La guerre en Ukraine continue de redessiner les équilibres diplomatiques et militaires bien au-delà de l’Europe. Ce mardi, le président ukrainien Volodymyr Zelensky a avancé une proposition inattendue aux alliés des États-Unis au Moyen-Orient : un échange d’armements. Pendant ce temps, la Russie appelle au calme dans la région et engage une bataille juridique contre l’Union européenne pour récupérer ses avoirs gelés.
Zelensky veut échanger des intercepteurs contre des missiles Patriot
Depuis l’invasion russe en 2022, l’Ukraine est confrontée à des vagues répétées de drones d’attaque Shahed, de conception iranienne, utilisés massivement par Moscou. Pour y faire face, Kiev a développé une gamme d’intercepteurs de drones bon marché et très efficaces, considérés comme parmi les plus avancés au monde.
L’idée de Volodymyr Zelensky est claire : proposer aux pays alliés de Washington au Moyen-Orient, comme le Qatar ou les Émirats arabes unis, d’échanger ces intercepteurs contre des systèmes de défense plus puissants.
En contrepartie de cette assistance technologique face aux menaces de drones iraniens, l’Ukraine souhaiterait obtenir des missiles MIM-104 Patriot. Ces systèmes sont aujourd’hui les seuls capables d’abattre efficacement les missiles balistiques russes qui visent les grandes villes ukrainiennes et leurs infrastructures critiques.
Cette proposition marque une nouvelle étape dans la diplomatie militaire ukrainienne, cherchant à transformer son expérience du champ de bataille en levier stratégique.

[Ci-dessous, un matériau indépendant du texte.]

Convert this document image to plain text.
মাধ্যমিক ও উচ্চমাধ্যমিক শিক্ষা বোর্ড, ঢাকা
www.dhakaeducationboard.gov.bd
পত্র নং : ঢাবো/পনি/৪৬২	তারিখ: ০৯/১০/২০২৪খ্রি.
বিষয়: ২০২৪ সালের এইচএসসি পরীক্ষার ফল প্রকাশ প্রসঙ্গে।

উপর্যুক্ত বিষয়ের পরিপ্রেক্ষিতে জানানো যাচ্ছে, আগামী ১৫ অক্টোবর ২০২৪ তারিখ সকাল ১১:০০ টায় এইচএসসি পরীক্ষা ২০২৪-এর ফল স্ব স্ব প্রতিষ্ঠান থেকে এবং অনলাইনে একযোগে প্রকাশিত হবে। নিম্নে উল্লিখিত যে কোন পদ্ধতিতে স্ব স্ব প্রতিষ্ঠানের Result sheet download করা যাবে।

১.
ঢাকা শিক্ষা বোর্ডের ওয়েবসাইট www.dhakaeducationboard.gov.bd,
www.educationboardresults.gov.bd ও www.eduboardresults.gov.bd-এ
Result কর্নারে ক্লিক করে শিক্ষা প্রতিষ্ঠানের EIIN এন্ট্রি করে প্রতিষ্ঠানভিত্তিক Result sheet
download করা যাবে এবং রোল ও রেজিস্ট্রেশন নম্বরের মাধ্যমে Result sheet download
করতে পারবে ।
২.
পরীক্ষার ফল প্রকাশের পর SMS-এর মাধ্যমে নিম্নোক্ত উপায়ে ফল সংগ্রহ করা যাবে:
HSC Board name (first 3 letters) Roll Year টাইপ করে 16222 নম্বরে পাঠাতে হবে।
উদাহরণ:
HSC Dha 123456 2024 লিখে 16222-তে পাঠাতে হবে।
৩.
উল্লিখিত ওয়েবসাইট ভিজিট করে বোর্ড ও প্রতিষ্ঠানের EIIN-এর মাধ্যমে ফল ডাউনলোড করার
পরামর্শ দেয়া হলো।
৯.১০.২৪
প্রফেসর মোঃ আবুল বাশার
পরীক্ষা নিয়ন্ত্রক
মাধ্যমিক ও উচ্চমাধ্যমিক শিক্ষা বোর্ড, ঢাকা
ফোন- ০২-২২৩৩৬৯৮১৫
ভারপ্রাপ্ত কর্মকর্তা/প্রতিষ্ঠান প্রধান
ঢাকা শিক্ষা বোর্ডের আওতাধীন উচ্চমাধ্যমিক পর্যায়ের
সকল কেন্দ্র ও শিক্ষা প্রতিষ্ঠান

Moscou appelle au calme au Moyen-Orient
Dans le même temps, la Russie adopte un ton plus mesuré sur la scène régionale. Lors d’un entretien avec son homologue iranien, le ministre russe des Affaires étrangères Sergueï Lavrov a insisté sur la nécessité d’assurer « la sécurité des populations civiles et des infrastructures civiles de tous les pays de la région ».
Téhéran, allié stratégique de Moscou, est régulièrement accusé de fournir des drones militaires à la Russie. Malgré cela, le Kremlin affirme soutenir une désescalade des tensions au Moyen-Orient, alors que les conflits régionaux risquent d’avoir des répercussions sur le front ukrainien.
L’oléoduc Droujba, nouveau point de tension en Europe
Autre dossier sensible : l’oléoduc Oléoduc Droujba, long d’environ 4 000 kilomètres, le plus long au monde. Endommagé en janvier, il transporte du pétrole depuis le sud-est de la Russie vers plusieurs pays européens.
La Hongrie et la Slovaquie, derniers États membres de l’Union européenne à utiliser encore du pétrole russe via ce réseau, accusent l’Ukraine de tarder à réparer l’infrastructure.
La présidente de la Commission européenne, Ursula von der Leyen, a tenté d’intervenir auprès de Volodymyr Zelensky pour accélérer le rétablissement de l’oléoduc. Ce dossier illustre les divisions persistantes au sein de l’Europe sur la dépendance énergétique à la Russie.
210 milliards d’euros : la Russie conteste le gel de ses avoirs
Sur le plan juridique, la Banque centrale de Russie a déposé un recours devant le tribunal de l’Union européenne contre le gel de ses avoirs.
Environ 210 milliards d’euros ont été immobilisés par l’UE depuis le début du conflit, pour une durée indéterminée. Dans un communiqué, l’institution russe estime que cette décision « viole les droits fondamentaux et inaliénables d’accès à la justice, d’inviolabilité de la propriété, ainsi que le principe de l’immunité souveraine des États et de leurs banques centrales ».
Ce recours ouvre un nouveau front, cette fois judiciaire, entre Moscou et Bruxelles.
Une guerre aux ramifications mondiales
Entre diplomatie militaire au Moyen-Orient, tensions énergétiques en Europe et bataille juridique à Bruxelles, la guerre en Ukraine continue d’avoir des conséquences globales.
La proposition de troc de Volodymyr Zelensky montre que Kiev cherche à transformer son expérience du conflit en atout stratégique international, tandis que la Russie tente de préserver ses intérêts diplomatiques et financiers sur plusieurs fronts à la fois.